At exhibitions in 2023 Chinese builders displayed new JARI-class USVs and larger concept craft, some of which the press described as armed or armed-capable. Whether every public model will enter service is uncertain, but the pattern matters. China moves quickly from prototype to parade float to operational experimentation, and it levers a substantial shipbuilding and systems base to scale low cost hulls and modular payloads. That industrial throughput gives China an asymmetric advantage when the strategic objective is massed presence or platform proliferation in regional waters.

Strategy and moral calculus diverge with operational doctrine. The U.S. emphasis on human supervision, rules compliance, and integrated allies constrains reckless deployment but also limits how fast and how cheaply fleets can grow. China’s blend of dual-use science ships, glider fleets, and potentially armed USVs offers persistence and mass. It also erodes the clarity of attribution in peacetime gray zone operations. The result is a coercive middle ground in which unmanned systems become instruments of persistent pressure short of declared conflict.
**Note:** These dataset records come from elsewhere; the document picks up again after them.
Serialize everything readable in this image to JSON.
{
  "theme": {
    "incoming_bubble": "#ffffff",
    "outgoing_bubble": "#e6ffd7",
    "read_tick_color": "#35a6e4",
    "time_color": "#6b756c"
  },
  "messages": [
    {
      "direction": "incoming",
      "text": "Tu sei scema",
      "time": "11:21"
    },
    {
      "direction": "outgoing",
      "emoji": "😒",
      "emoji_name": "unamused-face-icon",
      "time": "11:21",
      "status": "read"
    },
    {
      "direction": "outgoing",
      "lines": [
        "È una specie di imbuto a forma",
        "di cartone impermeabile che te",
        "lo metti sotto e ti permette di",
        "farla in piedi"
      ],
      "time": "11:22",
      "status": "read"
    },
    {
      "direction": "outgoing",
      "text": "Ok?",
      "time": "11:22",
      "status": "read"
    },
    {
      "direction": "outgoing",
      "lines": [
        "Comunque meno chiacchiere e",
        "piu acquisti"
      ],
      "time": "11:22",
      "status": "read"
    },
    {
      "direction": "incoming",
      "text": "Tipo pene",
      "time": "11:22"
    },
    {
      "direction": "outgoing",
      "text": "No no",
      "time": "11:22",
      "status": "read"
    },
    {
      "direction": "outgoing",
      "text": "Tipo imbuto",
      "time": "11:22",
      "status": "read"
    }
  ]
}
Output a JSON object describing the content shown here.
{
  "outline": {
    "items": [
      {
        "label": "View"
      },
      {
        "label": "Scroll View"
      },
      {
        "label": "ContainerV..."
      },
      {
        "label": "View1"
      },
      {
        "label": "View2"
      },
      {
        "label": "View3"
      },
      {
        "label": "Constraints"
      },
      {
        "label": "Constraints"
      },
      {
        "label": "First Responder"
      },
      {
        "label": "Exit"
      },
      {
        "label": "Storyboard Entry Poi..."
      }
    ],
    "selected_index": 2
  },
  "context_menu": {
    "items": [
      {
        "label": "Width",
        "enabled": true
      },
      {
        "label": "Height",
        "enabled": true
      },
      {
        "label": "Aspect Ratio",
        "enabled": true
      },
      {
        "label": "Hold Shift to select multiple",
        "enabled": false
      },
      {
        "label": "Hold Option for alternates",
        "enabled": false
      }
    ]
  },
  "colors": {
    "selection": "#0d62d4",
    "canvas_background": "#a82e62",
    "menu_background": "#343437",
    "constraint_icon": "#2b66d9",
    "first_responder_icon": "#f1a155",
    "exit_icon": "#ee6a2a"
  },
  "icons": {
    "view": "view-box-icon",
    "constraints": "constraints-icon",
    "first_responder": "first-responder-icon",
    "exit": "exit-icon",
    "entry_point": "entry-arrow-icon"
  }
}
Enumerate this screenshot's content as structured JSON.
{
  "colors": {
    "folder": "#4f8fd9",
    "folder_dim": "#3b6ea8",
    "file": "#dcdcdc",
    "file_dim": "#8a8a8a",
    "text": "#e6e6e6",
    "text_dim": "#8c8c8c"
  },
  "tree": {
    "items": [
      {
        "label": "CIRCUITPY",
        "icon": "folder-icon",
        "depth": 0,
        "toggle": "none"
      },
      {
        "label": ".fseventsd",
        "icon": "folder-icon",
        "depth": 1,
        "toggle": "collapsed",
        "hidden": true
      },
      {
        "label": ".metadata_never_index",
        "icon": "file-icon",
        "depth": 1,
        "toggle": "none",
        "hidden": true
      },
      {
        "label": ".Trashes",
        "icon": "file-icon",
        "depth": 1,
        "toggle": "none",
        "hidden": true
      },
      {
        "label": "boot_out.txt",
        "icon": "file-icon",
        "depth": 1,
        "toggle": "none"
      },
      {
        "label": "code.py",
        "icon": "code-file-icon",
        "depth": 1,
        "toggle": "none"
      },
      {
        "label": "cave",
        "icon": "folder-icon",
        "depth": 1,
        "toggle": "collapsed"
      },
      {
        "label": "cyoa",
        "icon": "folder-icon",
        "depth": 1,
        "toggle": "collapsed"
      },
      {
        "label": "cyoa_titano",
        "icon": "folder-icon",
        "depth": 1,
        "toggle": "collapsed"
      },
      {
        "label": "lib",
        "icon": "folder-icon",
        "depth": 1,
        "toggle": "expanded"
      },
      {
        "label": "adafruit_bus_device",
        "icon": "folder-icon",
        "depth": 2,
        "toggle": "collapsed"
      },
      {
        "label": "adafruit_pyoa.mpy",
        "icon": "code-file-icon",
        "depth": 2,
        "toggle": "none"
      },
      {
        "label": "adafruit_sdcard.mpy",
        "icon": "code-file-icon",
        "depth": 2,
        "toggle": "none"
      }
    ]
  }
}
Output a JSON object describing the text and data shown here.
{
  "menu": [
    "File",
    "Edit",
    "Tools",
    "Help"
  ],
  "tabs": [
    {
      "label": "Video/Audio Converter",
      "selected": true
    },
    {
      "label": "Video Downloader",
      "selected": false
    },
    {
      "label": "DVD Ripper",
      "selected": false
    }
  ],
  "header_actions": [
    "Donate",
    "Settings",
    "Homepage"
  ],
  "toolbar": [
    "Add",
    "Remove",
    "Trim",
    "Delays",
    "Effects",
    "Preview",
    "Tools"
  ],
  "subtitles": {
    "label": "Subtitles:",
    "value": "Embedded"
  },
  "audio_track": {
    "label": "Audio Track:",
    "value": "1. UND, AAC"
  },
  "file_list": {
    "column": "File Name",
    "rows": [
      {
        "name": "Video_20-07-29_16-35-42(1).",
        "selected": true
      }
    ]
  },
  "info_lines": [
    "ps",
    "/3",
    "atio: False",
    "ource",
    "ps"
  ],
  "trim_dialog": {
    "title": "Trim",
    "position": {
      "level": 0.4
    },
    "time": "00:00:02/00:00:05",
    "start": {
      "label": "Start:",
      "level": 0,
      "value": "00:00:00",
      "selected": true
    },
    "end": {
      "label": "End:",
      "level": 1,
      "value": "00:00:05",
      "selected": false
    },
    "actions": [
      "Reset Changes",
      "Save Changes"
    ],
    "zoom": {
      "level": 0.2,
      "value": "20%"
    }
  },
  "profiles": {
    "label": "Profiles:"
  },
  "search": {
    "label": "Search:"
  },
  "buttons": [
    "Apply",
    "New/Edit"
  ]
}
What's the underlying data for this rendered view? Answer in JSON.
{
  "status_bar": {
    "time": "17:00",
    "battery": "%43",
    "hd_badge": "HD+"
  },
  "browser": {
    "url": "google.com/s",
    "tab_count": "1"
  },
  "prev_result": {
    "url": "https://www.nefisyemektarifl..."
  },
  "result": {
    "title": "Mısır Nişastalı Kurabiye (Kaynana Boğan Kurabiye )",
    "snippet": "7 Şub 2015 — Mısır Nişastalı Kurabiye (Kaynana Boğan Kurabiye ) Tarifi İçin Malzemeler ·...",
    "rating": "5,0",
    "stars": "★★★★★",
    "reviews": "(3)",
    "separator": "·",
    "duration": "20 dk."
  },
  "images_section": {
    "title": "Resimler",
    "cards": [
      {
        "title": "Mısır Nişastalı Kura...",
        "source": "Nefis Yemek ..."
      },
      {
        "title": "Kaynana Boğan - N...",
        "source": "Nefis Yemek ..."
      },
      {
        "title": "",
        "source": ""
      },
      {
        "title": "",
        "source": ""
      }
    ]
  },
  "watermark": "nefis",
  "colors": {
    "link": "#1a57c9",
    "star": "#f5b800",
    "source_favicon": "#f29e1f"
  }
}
What should worry strategists is not only technical parity or imbalance. It is the institutional shape of adoption. The U.S. model buys better interoperability, legal caution and sensor fusion. China’s model buys mass, deniability and the ability to saturate contested littorals with low cost effects. Neither model is inherently moral. Both raise questions about escalation, sovereign consent, and the obligation to avoid unintended harm when autonomous systems operate in dense commercial traffic and congested littorals.

Policymakers must therefore treat unmanned maritime forces as political instruments as much as technical ones. Investment decisions are also decisions about doctrine, escalation control, and alliance management. If the United States wants both quality and scale it must accelerate domestic production of attritable systems while hardening command and control and legal frameworks that govern autonomy at sea. China’s approach underscores why such acceleration is urgent. But acceleration without ethical guardrails and diplomatic norms is not an answer. It is an invitation to miscalculation.

The deeper lesson is philosophical. A navy is a social technology. Ships embody laws, responsibilities and civic expectations. When we replace sailors with algorithms and sensors we do not remove those obligations. We reassign them. The technical debate about LUSVs, MUSVs and XLUUVs must therefore be conjoined to a candid political debate about who takes responsibility when machines act at sea, how accountability is established across multinational operations, and which uses of autonomous force we as a society will accept. Until that debate is central, both the U.S. program of careful integration and the Chinese program of massed deployment will remain measures of engineering prowess but poor substitutes for clear political judgment.